Les quatre questions à poser avant d’acheter
- Qui a traduit, et depuis quelle langue ? Une édition sérieuse nomme son traducteur et sa langue source, texte par texte. Le guèze, l’anglais et le latin ne produisent pas le même résultat. Une édition qui ne nomme personne ne permet aucune vérification.
- Quels textes sont traduits, et lesquels sont seulement présentés ? Plusieurs livres du canon éthiopien n’ont jamais été traduits en français — les trois Meqabyan, par exemple, n’ont aucune notice au catalogue de la Bibliothèque nationale de France. Une édition qui annonce leur « texte intégral » en français annonce quelque chose qui n’existe pas.

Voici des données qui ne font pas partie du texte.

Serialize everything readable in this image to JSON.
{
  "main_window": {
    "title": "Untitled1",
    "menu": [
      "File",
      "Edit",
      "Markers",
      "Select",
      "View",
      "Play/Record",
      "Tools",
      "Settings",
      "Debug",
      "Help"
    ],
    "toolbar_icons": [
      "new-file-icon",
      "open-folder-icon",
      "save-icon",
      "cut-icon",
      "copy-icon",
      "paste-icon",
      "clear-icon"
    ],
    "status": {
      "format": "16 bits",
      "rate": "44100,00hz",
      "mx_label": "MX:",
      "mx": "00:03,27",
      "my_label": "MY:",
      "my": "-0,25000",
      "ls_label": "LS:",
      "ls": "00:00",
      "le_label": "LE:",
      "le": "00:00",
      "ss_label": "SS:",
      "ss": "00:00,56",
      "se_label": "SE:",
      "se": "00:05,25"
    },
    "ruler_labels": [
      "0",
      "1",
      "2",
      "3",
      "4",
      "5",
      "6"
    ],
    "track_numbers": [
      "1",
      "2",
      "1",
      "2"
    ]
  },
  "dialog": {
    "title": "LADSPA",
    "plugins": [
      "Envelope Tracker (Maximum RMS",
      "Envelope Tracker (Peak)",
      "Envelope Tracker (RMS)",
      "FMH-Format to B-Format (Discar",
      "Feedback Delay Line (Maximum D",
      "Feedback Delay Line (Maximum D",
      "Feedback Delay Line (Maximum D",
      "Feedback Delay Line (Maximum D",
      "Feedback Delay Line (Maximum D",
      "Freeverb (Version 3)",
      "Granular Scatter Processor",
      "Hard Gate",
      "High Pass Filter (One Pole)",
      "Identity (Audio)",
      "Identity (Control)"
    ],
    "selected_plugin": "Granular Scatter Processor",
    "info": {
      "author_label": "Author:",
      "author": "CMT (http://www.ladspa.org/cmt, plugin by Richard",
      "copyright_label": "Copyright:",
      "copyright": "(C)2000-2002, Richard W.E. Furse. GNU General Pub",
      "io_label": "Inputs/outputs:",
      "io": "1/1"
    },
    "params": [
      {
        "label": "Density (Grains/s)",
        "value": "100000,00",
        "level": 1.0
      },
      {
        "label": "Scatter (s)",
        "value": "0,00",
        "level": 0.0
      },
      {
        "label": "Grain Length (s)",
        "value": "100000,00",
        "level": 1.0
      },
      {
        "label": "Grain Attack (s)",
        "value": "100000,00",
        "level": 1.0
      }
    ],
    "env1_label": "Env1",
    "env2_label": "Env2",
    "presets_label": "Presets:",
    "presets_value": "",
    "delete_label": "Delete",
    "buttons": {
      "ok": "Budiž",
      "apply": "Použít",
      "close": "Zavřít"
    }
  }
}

- Le nombre de pages est-il cohérent avec le nombre de livres annoncé ? Un Ancien et un Nouveau Testament complets représentent à eux seuls de l’ordre d’un millier de pages en composition courante. Un volume qui annonce plusieurs centaines de livres en quelques centaines de pages a nécessairement abrégé, résumé, ou compté autre chose que des livres.
- Le statut juridique des traductions est-il indiqué ? En France, une traduction est protégée pendant soixante-dix ans après la mort de son traducteur, quelle que soit l’ancienneté du texte d’origine. Une édition qui reproduit une traduction sans en établir le statut prend un risque, et le fait porter à son lecteur.
Notre position
Nous ne revendiquons pas de chiffre spectaculaire. Notre édition ne reproduit pas l’Ancien et le Nouveau Testament : elle rassemble les textes que la tradition éthiopienne a conservés en plus des canons occidentaux. Ce n’est donc pas une « Bible complète », et nous ne la présentons pas comme telle.

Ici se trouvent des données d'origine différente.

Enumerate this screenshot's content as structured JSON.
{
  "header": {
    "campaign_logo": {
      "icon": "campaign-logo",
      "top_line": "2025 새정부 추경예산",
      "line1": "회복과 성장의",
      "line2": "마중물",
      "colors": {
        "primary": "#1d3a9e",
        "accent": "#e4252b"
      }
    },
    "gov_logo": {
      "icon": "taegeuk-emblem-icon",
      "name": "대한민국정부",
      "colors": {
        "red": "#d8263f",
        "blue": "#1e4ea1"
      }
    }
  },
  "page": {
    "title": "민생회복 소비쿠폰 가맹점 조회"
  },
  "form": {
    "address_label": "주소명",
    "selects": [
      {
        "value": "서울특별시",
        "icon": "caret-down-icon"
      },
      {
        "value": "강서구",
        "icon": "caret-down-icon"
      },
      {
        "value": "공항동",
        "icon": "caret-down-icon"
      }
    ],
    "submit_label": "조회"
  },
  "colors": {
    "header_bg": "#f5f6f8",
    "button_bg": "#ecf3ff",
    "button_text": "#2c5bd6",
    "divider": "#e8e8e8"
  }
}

Chaque texte du volume relève de l’un de deux statuts, distingués typographiquement :
- Traduction — le texte français reproduit un texte source identifié, avec son traducteur, sa date et son statut juridique indiqués en tête de section.
- Présentation documentée — un texte que nous rédigeons, décrivant le contenu, le contexte et l’état de la recherche sur une œuvre dont il n’existe pas de traduction française utilisable. Elle n’est jamais présentée comme une traduction.

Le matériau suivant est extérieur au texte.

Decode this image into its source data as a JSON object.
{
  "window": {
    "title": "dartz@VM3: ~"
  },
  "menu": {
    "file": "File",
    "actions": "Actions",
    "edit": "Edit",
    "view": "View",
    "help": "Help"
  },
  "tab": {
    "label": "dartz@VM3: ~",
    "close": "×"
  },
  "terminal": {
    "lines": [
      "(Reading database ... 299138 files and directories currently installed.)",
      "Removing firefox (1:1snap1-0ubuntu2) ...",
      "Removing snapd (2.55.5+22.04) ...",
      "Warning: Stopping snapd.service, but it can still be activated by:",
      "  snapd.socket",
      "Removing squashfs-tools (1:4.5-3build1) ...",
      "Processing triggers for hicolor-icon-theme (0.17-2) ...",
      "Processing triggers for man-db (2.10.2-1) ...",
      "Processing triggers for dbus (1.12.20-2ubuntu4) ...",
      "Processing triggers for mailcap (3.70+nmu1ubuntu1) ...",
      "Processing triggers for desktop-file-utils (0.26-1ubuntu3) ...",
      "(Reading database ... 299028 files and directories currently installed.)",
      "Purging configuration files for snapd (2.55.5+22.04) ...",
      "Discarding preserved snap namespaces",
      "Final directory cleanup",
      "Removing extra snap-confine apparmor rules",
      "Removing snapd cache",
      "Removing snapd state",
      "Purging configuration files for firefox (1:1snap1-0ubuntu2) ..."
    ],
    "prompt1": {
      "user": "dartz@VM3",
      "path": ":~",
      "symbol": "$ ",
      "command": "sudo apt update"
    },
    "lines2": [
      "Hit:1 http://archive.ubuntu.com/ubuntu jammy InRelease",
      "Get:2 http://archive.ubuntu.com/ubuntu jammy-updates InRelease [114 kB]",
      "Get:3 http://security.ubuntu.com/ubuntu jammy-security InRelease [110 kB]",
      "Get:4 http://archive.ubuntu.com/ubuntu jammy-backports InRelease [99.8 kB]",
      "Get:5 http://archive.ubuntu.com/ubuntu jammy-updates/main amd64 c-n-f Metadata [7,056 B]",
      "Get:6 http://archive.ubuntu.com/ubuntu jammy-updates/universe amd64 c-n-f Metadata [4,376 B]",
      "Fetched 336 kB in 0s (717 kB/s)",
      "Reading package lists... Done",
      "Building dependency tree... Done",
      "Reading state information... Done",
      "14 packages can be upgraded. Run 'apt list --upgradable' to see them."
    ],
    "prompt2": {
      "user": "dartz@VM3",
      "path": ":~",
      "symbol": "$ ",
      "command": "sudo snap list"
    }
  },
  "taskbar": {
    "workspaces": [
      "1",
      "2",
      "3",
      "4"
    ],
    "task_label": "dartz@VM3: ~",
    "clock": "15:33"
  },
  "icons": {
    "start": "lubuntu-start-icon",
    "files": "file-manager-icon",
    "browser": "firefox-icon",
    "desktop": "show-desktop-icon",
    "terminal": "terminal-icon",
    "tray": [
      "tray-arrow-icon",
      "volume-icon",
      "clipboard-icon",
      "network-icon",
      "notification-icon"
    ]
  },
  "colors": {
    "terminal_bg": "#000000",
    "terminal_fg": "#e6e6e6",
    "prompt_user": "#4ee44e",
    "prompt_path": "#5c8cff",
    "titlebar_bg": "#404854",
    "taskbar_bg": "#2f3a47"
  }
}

Le détail livre par livre est indiqué sur la page de l’édition, et nous y mentionnons aussi ce que le volume ne contient pas. C’est la seule information qu’un acheteur ne peut pas obtenir en comparant des couvertures.
Questions fréquentes
La Bible éthiopienne compte-t-elle 81 ou 88 livres ?
Le décompte retenu par la recherche est 81 pour le canon étroit et environ 90 pour le canon large. Le chiffre de 88 ne provient pas de la tradition éthiopienne : il correspond à l’addition des 66 livres du canon protestant et de 22 textes supplémentaires, une construction éditoriale apparue sur le marché anglophone.
Pourquoi certaines éditions annoncent-elles 180, 201 ou 508 livres ?
Ces chiffres agrègent au canon des corpus qui n’en font pas partie : écrits apocryphes chrétiens, textes gnostiques, littérature patristique. Une édition annonçant 508 livres présente ainsi 88 livres « canoniques » plus une « bibliothèque étendue » de 420 textes. L’ensemble n’est pas un canon, c’est une compilation.
Comment vérifier ce qu’une édition contient réellement ?
Quatre vérifications suffisent : le nom du traducteur et la langue source de chaque texte, la distinction explicite entre texte traduit et présentation rédigée par l’éditeur, le nombre de pages rapporté au nombre de livres annoncés, et la mention du statut juridique des traductions utilisées. Une édition qui ne nomme aucun traducteur ne permet aucune vérification.
Les Meqabyan sont-ils les livres des Maccabées ?
Non. Les trois Meqabyan éthiopiens sont des œuvres distinctes des livres des Maccabées grecs présents dans les canons catholique et orthodoxe. Ils partagent une proximité de nom mais pas de contenu. Une édition qui présente les Maccabées grecs comme les Meqabyan induit son lecteur en erreur.